Chamisa made it clear during the 2018 electioneering period that in the event that he lost the election, he would make the country ungovernable -- probably in a bid to get into Government through the back door.
The MDC leader took his supporters for a ride; he knew he was not going to win the 2018 presidential election -- the 5 months, between the death of Morgan Tsvangirai and the election, was not enough time for him to have fully organised his party for an election victory, a fact confirmed by the MDC's failure to even field the required number of polling agents.
Secondly, he was facing a stronger contender for the presidency in President Mnangagwa -- a man who had rejuvenated his party and captivated the imagination of the country.
All this goes on to explain why, Chamisa, a lawyer by profession, brought a half-baked case to the Constitutional Court, he had no evidence, there was none in fact, he lost fair and square!
The opposition had a secret weapon though, the Zimbabwe Democracy Recovery Act (ZIDERA)!
Remember how Chamisa, Tendai Biti and others went to the United States of America (USA), a few months before elections and begged for the extension of the sanctions that had been imposed on Zimbabwe in 2001?
That was an alternative plan; the US had to keep Zimbabwe's economy screaming, so that the opposition would remain viable.
MDC thrives on people's hardships and in this case they simply ensured that the hardships are compounded, with the help of Biti's friends.
So, it can be safely concluded that Chamisa thinks that the removal of sanctions, which he begged for in the first place, is his leverage at the negotiations with President Mnangagwa.
The problem is Chamisa cannot guarantee the removal of sanctions.
In politics there are no permanent friends, but interests.

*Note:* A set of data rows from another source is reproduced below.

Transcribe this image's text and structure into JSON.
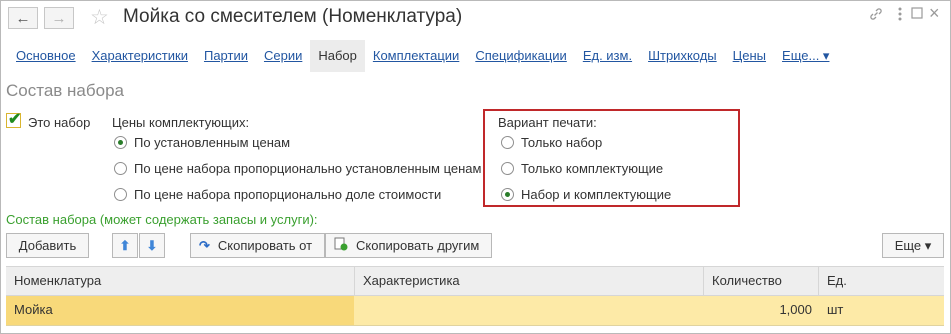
{
  "window": {
    "title": "Мойка со смесителем (Номенклатура)",
    "back_icon": "←",
    "forward_icon": "→",
    "star_icon": "☆",
    "link_icon": "🔗",
    "more_icon": "⋮",
    "maximize_icon": "☐",
    "close_icon": "×"
  },
  "tabs": [
    {
      "label": "Основное"
    },
    {
      "label": "Характеристики"
    },
    {
      "label": "Партии"
    },
    {
      "label": "Серии"
    },
    {
      "label": "Набор"
    },
    {
      "label": "Комплектации"
    },
    {
      "label": "Спецификации"
    },
    {
      "label": "Ед. изм."
    },
    {
      "label": "Штрихкоды"
    },
    {
      "label": "Цены"
    },
    {
      "label": "Еще... ▾"
    }
  ],
  "section_title": "Состав набора",
  "is_set": {
    "label": "Это набор",
    "checked": true
  },
  "component_prices": {
    "label": "Цены комплектующих:",
    "options": [
      {
        "label": "По установленным ценам",
        "selected": true
      },
      {
        "label": "По цене набора пропорционально установленным ценам",
        "selected": false
      },
      {
        "label": "По цене набора пропорционально доле стоимости",
        "selected": false
      }
    ]
  },
  "print_variant": {
    "label": "Вариант печати:",
    "options": [
      {
        "label": "Только набор",
        "selected": false
      },
      {
        "label": "Только комплектующие",
        "selected": false
      },
      {
        "label": "Набор и комплектующие",
        "selected": true
      }
    ]
  },
  "set_contents_label": "Состав набора (может содержать запасы и услуги):",
  "toolbar": {
    "add": "Добавить",
    "up_icon": "⬆",
    "down_icon": "⬇",
    "copy_from": "Скопировать от",
    "copy_to_others": "Скопировать другим",
    "more": "Еще ▾"
  },
  "table": {
    "columns": [
      "Номенклатура",
      "Характеристика",
      "Количество",
      "Ед."
    ],
    "rows": [
      {
        "item": "Мойка",
        "characteristic": "",
        "quantity": "1,000",
        "unit": "шт"
      }
    ]
  },
  "colors": {
    "link": "#2256a1",
    "accent_green": "#3aa02f",
    "highlight_red": "#c0282a",
    "selected_row": "#fdeaa7"
  }
}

It therefore boils down to who is dearer to the Americans, Chamisa or Biti (ironically called "friend" by the Committee on Foreign Relations subcommittee on Africa). And this is where it is going to get interesting -- the boomerang effect from the sanctions move is going to be spectacular.
Already, there are rumours that some MDC structures are disgruntled with Chamisa's leadership.
They blame him for the party's poor show, especially in the last parliamentary elections.
It's a matter of time before the Americans throw their weight behind Biti by giving the latter power to signal when sanctions can be added.
The long and short of it is that Chamisa has nothing to offer.
He might have told fairytales of trucks full of foreign currency at the country's borders or of a promise by United State President, Donald Trump, to avail US$15 billion in the event that they had won the last election -- these remain just that, fairytales.
As for the way forward, President Mnangagwa has made it clear that there is no need to talk to losers.
Chamisa cannot be rewarded for bringing suffering to the people of Zimbabwe.
The suffering he is pretending to have seen now is a result of the sanctions and nothing else.
The Government is working hard to rein in the budget deficit and for the first time in decades the country recently recorded a budget surplus -- there is indeed light at the end of the tunnel.